祈祷札が国宝指定の決め手になったということである。築城年代を推定するなら、科学的方法……年輪年代学とか炭素同位体とか……あるだろうと思うが、年紀のはっきとした祈祷札というのは、説得力があることは確かである。

東京国立博物館のデジタル展示や複製は、意味のあることではある。だが、ありきたりな言い方だが、本物のもつオーラということは、経験的にいって確実にある。また、重要なこととして、その文化財の大きさ、ということもある。これが、デジタル画像だと分からない。元永本古今集が出ていたが、実物の本が、どれぐらいの大きさのものであるか、ということも重要な要素である。画像を見るなら、e国宝で見ることができる。

洛中洛外図屏風についても、デジタル画像で細部を拡大して見ることのメリットはある。また、レプリカだからこそ、実際の、建物の中において見るということができる。ただ、これが作られた時代の建物がどんなだったか、明障子が普通にあったか、室内の照明が灯明か行灯ぐらだったとして、その明るさや色温度は、どんなものだったのか、ということは気になる。

洛中洛外図(舟木本)は、東京国立博物館の所蔵である。デジタル画像なら、e国宝でも見られるし、文化遺産オンラインでも見られる。ColBaseでも見られる。部分的に拡大して見たい場合には、デジタル画像が便利である。

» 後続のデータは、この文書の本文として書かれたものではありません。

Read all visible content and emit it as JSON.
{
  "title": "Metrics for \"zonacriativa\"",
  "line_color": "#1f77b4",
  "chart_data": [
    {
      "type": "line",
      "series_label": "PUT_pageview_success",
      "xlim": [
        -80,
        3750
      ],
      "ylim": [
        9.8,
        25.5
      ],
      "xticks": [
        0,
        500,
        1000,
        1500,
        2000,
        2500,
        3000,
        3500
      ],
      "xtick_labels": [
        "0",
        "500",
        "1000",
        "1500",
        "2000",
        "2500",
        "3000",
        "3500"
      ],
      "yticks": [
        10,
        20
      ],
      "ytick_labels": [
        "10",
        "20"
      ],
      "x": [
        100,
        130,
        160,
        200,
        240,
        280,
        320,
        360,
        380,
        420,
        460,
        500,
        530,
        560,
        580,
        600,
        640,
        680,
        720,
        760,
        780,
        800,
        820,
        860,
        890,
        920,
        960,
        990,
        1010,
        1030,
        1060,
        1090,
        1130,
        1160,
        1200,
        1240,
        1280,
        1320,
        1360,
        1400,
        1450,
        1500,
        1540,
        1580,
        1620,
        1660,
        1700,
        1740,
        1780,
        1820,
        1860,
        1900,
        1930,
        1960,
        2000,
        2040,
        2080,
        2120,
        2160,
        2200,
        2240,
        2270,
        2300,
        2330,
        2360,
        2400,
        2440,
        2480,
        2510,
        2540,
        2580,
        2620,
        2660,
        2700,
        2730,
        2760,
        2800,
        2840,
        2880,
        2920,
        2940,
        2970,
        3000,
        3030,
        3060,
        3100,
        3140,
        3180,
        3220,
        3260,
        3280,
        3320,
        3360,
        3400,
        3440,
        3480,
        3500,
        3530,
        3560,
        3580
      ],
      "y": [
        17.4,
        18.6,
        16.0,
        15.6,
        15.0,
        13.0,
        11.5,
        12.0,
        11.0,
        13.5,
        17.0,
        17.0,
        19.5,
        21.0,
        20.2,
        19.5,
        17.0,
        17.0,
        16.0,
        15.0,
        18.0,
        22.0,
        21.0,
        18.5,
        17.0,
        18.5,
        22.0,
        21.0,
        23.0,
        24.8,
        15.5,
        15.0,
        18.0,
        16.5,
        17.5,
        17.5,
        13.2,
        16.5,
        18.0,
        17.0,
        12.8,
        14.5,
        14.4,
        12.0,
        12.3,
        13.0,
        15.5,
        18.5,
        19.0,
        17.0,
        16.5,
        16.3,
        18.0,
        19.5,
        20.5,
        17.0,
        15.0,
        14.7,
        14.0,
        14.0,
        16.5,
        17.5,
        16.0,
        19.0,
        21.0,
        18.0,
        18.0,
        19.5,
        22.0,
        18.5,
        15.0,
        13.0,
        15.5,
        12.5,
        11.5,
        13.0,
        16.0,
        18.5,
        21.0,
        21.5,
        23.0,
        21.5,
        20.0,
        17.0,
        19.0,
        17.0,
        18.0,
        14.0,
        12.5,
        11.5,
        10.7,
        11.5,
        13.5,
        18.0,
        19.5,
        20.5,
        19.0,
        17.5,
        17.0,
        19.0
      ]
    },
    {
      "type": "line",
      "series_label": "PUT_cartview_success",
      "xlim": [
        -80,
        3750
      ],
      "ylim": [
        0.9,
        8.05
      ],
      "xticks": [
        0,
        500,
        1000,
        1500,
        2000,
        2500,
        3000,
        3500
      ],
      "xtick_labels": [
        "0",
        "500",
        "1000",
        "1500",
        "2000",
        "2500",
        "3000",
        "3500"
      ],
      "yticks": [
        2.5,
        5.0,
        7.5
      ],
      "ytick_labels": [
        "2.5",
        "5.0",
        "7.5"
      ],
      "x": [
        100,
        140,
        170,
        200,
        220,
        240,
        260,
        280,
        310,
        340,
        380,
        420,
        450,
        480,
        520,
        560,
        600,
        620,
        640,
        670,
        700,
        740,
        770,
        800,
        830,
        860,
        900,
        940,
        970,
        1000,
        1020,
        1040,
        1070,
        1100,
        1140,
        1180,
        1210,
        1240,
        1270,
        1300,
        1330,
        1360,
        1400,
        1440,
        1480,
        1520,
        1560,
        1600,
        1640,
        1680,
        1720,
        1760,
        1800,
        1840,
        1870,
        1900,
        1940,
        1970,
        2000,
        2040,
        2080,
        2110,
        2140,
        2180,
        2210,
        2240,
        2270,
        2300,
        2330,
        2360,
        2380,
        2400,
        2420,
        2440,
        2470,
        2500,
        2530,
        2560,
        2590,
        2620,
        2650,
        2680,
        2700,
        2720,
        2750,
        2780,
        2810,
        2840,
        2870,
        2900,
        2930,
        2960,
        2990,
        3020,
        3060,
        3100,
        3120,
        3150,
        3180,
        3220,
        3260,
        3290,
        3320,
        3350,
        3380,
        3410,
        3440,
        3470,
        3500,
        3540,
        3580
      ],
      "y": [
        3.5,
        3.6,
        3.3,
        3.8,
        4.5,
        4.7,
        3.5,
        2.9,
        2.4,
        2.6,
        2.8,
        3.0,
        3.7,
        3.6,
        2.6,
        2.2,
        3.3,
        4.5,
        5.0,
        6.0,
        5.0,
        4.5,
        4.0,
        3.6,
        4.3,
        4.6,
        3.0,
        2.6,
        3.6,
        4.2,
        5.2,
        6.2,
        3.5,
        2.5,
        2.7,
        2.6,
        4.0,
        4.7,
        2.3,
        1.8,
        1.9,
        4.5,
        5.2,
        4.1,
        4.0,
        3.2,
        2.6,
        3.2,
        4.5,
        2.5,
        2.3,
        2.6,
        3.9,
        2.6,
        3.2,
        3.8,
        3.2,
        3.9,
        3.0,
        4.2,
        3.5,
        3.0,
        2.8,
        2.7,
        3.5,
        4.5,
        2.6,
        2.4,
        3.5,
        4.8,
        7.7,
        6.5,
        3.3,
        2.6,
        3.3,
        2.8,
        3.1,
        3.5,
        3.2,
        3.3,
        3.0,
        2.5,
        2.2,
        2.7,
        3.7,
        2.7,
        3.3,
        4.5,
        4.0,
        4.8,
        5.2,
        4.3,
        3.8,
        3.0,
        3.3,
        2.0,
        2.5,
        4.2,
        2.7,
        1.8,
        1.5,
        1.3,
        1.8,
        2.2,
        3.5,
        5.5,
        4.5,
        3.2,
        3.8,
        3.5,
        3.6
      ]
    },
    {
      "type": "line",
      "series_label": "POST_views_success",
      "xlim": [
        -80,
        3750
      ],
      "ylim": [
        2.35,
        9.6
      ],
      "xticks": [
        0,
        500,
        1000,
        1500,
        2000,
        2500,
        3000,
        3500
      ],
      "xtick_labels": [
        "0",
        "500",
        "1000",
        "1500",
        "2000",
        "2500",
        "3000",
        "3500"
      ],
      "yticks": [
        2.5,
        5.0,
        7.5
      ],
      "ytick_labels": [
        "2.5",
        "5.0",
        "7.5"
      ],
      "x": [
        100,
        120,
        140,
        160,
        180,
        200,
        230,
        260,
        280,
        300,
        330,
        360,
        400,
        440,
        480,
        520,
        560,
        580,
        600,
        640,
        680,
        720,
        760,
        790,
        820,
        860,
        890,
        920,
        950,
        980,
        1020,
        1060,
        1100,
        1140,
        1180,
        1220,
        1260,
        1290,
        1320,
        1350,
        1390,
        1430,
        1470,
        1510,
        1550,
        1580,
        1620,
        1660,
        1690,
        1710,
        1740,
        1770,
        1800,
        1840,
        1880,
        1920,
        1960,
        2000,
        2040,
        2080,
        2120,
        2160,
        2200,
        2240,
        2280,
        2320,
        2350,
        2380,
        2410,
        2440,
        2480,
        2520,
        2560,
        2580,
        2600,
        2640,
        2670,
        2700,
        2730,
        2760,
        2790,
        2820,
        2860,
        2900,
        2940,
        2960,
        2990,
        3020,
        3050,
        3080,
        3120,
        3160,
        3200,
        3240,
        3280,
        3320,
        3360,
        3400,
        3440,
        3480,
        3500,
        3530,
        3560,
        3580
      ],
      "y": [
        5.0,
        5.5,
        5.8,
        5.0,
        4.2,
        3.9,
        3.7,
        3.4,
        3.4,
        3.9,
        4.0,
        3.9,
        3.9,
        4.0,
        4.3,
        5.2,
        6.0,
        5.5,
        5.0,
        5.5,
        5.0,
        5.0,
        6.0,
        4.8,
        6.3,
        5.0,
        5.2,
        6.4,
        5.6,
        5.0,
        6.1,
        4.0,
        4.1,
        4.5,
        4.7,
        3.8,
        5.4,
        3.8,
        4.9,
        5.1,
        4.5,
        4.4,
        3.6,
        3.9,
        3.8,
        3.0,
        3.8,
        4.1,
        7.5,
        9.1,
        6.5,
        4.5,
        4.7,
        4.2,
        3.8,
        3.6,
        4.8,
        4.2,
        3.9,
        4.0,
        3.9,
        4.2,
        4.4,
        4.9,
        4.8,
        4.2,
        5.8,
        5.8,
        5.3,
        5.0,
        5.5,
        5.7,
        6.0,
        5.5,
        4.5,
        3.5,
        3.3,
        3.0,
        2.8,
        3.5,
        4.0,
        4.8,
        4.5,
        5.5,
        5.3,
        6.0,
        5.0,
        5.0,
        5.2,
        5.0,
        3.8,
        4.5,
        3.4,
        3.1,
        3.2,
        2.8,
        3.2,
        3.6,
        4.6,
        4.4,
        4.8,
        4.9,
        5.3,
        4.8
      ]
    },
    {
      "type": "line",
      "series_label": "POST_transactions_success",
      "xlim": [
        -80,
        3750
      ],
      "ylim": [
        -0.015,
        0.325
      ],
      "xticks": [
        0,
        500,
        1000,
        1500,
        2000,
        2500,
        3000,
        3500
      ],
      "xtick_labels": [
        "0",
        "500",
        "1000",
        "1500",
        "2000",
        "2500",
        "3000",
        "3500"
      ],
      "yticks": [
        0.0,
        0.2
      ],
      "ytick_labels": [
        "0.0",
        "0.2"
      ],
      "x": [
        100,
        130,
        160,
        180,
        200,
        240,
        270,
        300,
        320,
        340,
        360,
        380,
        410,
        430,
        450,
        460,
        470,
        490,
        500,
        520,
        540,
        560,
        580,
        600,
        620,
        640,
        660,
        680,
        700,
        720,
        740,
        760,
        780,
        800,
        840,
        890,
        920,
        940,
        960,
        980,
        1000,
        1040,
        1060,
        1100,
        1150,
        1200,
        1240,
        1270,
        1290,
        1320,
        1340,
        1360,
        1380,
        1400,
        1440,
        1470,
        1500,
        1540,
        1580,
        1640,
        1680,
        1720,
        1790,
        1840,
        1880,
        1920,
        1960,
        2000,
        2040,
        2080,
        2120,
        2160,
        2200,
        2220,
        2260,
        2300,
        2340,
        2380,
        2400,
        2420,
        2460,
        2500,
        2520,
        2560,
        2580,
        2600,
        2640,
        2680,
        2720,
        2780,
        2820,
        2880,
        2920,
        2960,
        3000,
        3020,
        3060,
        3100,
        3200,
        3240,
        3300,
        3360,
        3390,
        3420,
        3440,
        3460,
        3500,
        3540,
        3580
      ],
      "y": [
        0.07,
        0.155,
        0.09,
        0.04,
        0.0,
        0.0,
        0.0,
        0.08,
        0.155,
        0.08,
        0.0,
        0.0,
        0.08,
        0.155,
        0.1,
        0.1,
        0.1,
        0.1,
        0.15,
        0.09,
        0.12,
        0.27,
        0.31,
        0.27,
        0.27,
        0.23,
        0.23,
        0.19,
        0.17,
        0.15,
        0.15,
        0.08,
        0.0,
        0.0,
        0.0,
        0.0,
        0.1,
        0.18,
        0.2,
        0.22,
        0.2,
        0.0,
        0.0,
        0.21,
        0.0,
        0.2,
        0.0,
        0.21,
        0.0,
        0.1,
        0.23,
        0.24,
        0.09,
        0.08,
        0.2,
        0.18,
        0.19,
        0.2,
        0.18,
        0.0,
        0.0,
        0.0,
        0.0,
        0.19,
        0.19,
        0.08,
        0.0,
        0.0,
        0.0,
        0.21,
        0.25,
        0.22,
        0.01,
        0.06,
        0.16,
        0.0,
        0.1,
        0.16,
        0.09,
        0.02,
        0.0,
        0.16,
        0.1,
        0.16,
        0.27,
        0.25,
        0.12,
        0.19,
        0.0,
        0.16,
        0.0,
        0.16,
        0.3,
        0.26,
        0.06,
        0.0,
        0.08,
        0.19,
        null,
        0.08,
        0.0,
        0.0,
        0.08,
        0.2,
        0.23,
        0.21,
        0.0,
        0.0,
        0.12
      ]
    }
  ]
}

高雄曼荼羅が出てきていた。真言宗にとっては、もっとも貴重なものである。だが、残念ながら、私は、曼荼羅を見ても分からない。理屈として、こういう世界観、宗教観を表現したものであるということは知っているのだが、美術品として、綺麗だなと感じたことがない。まあ、こういうものは、そもそも見てきれいと感じるように作ったものではないことはたしかだと思うけれど。

修復にあたったのは、岡墨光堂。京都にある、このような工房しか、文化財の修復はできないし、番組で言っていたように、修復を重ねていくことで、文化財は守られるのである、ということはそのとおりである。ただ、昔のものが、そのまま残っているというだけではない。

文化財修復のために使う和紙も、また重要である。文化財に限らず、古文書の他、紙で残っているものの修復にはかかせない。紙を漉く職人の技が継承されなければならないし、原材料や、その自然環境が残っていかないといけない。(これからの日本で、そういう場所を、どれだけ残せるかは、大きな課題だと思う。)

木造の文化財のためには、まず、樹木を育てていかなければならない。そのための植林は、世代を越えての仕事になる。自分が生まれる前から育ってきた樹木を、自分が死んでからさらに後に、誰かが利用することになる。こういうことの、価値観の継承ということができないといけないので、ただ、山林を守ればいいというものではない。